For mosquito bites, try not to scratch! Secondary infections are not fun. You can apply a little household ammonia to help tame the itch if needed. For bee stings, ice applied directly to the sting can help with the pain after making sure the stinger is not still in your skin. If it is, you can scrape it out with a credit card or use tweezers. Benedryl can help with the redness and swelling either orally or topically. And as always, watch for signs of infection after a bite of any kind: increased redness, purulent drainage, fever and severe pain.
Make sure you bring along sunscreen and apply it before you leave and every 2 hours while you are out. Application may be needed more often if you are sweating it off or get wet (swimming). Use at least a 30 SPF and make sure it contains ingredients that will also protect you against UVA rays (ie: avobenzone, zinc oxide, tidioxide or mexoryl) rather than just UVB only. Older versions only protected against UVB. Never use sunscreen that is over 1 year old. It is not guaranteed to work as well, the older it gets!

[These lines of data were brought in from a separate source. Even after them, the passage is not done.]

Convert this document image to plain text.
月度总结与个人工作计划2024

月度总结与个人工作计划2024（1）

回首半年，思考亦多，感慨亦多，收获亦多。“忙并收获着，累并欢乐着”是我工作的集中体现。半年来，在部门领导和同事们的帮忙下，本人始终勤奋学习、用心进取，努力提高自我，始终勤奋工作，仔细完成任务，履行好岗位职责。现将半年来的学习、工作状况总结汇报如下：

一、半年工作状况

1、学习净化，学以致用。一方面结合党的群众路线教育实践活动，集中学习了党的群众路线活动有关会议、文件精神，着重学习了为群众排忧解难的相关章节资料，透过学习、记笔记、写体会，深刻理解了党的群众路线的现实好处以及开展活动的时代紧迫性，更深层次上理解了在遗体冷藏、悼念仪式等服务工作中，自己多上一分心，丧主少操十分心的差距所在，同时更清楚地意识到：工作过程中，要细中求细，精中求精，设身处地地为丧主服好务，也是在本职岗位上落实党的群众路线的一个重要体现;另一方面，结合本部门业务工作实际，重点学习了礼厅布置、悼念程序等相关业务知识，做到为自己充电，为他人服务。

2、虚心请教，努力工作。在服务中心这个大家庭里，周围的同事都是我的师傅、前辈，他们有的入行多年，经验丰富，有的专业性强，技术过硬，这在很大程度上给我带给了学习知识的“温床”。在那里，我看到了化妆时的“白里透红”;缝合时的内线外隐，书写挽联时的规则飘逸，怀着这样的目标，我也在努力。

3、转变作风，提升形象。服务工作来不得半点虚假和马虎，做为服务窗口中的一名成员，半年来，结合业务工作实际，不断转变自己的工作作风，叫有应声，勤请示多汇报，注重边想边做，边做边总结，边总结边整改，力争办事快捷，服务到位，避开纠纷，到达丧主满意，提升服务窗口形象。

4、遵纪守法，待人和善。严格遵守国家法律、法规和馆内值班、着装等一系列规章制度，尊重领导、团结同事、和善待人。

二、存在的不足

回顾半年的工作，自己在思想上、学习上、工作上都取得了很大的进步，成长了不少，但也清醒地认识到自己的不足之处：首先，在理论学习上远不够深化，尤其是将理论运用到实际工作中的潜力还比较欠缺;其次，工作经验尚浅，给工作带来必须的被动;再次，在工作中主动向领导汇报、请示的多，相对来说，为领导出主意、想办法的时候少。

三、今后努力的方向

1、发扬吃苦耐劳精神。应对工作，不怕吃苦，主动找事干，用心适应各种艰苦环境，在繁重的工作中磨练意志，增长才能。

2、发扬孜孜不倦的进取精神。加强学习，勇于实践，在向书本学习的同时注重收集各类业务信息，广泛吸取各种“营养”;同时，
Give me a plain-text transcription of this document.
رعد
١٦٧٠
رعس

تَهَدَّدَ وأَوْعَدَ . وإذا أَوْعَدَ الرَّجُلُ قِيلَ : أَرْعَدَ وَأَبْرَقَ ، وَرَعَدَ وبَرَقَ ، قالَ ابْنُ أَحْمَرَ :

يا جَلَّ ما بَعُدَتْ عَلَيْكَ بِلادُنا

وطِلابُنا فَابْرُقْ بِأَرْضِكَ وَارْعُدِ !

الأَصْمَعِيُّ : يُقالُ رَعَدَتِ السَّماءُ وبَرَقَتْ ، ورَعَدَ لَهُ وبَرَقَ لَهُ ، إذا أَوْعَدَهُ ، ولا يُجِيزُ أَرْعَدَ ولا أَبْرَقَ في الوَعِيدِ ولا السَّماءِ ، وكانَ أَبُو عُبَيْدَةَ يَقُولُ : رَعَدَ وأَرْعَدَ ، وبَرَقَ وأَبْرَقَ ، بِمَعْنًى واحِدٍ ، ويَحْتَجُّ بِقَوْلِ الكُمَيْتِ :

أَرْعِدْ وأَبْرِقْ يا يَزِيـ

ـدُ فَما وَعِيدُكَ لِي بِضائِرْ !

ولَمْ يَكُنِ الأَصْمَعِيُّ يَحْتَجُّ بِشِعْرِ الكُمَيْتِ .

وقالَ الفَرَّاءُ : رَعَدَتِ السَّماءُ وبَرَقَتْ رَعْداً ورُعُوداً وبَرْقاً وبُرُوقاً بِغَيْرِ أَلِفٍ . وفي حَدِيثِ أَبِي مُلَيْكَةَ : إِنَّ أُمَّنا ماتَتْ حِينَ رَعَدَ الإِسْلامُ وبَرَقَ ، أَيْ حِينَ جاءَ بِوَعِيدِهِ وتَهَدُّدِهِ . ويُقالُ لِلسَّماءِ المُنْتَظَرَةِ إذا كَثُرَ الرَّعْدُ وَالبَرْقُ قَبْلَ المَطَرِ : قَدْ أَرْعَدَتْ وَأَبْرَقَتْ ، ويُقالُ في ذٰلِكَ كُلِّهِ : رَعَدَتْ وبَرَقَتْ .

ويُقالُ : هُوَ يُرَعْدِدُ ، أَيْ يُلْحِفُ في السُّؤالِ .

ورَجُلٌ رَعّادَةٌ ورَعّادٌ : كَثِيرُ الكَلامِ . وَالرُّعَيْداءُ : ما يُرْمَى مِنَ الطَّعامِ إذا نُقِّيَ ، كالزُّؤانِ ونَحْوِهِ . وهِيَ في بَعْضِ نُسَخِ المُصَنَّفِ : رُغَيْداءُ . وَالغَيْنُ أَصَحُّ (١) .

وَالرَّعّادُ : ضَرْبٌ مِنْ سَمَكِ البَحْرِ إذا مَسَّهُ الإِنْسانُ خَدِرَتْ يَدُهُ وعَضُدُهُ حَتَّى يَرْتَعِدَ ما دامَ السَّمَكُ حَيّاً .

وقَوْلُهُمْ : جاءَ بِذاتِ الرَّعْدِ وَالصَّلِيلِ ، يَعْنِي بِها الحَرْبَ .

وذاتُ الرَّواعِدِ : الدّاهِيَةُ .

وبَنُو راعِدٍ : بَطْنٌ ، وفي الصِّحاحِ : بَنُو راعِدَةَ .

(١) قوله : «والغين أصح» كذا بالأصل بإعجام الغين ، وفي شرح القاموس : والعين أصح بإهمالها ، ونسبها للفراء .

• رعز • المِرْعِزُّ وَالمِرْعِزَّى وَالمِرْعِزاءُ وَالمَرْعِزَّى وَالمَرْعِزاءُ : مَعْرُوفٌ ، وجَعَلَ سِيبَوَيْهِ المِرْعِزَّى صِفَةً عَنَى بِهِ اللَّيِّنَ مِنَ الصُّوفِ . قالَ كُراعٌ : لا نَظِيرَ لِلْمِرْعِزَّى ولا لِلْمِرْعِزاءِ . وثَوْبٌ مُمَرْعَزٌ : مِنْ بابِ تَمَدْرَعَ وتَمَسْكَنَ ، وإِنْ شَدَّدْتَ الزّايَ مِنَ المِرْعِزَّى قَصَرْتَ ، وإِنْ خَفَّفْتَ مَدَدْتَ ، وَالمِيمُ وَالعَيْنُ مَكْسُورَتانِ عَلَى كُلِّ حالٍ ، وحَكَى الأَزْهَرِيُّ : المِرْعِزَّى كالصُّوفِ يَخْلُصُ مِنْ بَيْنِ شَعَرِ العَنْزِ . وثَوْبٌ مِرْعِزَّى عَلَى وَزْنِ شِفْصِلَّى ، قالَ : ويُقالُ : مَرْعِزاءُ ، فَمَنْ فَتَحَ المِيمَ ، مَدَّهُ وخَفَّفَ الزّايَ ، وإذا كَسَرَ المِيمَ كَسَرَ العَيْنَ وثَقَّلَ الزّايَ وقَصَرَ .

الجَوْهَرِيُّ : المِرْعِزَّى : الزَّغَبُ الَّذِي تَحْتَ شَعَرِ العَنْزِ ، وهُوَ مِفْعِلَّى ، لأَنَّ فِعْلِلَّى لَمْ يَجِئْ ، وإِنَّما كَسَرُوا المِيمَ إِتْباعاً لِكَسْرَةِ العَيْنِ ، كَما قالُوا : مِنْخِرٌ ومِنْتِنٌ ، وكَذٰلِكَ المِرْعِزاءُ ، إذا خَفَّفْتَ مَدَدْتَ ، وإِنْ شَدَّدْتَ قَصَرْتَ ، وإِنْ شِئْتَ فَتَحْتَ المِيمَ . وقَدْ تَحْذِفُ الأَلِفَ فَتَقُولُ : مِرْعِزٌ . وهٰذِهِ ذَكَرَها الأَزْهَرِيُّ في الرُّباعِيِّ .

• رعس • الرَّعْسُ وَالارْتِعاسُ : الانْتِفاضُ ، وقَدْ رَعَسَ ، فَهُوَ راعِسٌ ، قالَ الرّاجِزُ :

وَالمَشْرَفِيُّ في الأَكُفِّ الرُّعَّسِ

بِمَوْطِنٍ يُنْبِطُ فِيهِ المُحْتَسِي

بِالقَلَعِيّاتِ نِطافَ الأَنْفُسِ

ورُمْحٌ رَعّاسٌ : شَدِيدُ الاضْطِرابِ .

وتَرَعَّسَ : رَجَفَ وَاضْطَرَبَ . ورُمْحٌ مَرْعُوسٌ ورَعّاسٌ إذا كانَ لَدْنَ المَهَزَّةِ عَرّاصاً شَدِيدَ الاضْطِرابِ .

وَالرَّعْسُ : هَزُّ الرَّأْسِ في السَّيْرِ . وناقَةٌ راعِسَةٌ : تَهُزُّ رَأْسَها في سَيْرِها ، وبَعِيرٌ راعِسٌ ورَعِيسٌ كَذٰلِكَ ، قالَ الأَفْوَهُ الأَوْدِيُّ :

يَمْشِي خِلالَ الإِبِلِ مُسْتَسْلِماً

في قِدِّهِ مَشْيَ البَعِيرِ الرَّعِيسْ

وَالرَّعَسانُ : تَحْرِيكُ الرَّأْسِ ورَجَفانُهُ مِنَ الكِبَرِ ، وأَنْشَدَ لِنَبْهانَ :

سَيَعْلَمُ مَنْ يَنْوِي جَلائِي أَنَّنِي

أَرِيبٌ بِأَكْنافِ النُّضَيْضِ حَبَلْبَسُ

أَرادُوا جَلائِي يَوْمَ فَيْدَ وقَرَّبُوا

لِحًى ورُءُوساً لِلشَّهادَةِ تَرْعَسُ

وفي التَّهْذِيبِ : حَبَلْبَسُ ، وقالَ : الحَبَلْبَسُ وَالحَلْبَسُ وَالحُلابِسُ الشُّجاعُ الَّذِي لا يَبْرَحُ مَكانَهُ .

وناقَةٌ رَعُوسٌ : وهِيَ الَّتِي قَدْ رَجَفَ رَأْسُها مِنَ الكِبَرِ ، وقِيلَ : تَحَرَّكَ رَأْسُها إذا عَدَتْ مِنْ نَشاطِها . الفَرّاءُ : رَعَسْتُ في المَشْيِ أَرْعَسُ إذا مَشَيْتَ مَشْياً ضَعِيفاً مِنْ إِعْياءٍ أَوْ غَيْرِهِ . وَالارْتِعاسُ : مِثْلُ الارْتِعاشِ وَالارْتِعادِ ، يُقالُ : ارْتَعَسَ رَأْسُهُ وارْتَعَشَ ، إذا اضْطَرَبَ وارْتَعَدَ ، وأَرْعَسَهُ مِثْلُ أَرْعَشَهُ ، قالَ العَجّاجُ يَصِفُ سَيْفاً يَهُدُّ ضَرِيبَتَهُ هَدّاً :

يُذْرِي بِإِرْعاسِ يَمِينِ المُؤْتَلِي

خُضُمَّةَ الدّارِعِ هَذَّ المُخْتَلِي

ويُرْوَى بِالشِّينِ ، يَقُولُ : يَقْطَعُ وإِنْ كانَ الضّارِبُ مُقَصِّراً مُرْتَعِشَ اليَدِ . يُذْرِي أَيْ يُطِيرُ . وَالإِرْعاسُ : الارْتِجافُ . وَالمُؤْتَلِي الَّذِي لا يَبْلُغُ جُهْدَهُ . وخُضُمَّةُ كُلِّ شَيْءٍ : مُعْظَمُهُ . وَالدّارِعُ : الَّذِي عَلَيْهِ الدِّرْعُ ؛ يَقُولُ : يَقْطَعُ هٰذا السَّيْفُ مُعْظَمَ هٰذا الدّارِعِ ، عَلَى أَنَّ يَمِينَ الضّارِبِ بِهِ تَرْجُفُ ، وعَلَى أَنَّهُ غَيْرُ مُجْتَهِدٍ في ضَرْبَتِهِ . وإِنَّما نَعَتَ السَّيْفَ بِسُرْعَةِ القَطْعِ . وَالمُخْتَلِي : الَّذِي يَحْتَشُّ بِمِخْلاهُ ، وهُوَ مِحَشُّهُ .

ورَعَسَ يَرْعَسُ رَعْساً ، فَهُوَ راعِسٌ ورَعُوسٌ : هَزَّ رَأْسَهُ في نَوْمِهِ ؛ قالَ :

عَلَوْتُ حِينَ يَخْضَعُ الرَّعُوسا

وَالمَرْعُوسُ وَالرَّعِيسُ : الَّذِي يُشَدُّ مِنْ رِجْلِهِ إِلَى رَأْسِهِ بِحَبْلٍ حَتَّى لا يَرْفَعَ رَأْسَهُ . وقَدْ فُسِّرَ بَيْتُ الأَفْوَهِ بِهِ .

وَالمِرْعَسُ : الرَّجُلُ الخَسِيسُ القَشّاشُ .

Wear comfortable tie shoes of the appropriate size for your foot; with socks to prevent friction and rubbing that leads to painful blisters. Make sure your shoes are in good condition and not worn out. This can lead to sore feet from the lack of support needed for those hiking trails. If a blister occurs, wash with soap and water, dry well, apply Neosporin and a Band-aid. Bring an extra pair of socks if your feet sweat a lot to change them through your hike. Moisture and friction will lead to painful blisters!
Watch where you walk and what you brush up against. There are many places where poison ivy/oak hide! “Google” poison ivy or oak and see what pictures you see before you go out into the wilderness so you know what to look for. When in doubt, avoid it.
There are some over the counter (OTC) barrier creams you can also put on before going out. Check out your local pharmacy. The other option is to wear protective clothing and change immediately when you get home. Try to avoid touching the areas of clothing that may have the oils from the plants on them. That is what spreads the rash. Wash your clothes and shoes promptly to prevent getting the oils on your skin. If you do get exposed and develop the blistery rash, apply OTC hydrocortisone creams to the areas. Keep them clean and dry. Do not pop the blisters! That will increase your risk for infection. If OTC meds are not helping the rash, come in for an appointment for evaluation for infection and a prescription for oral steroids.
We hope these simple tips will help keep you enjoying and exploring the great outdoors!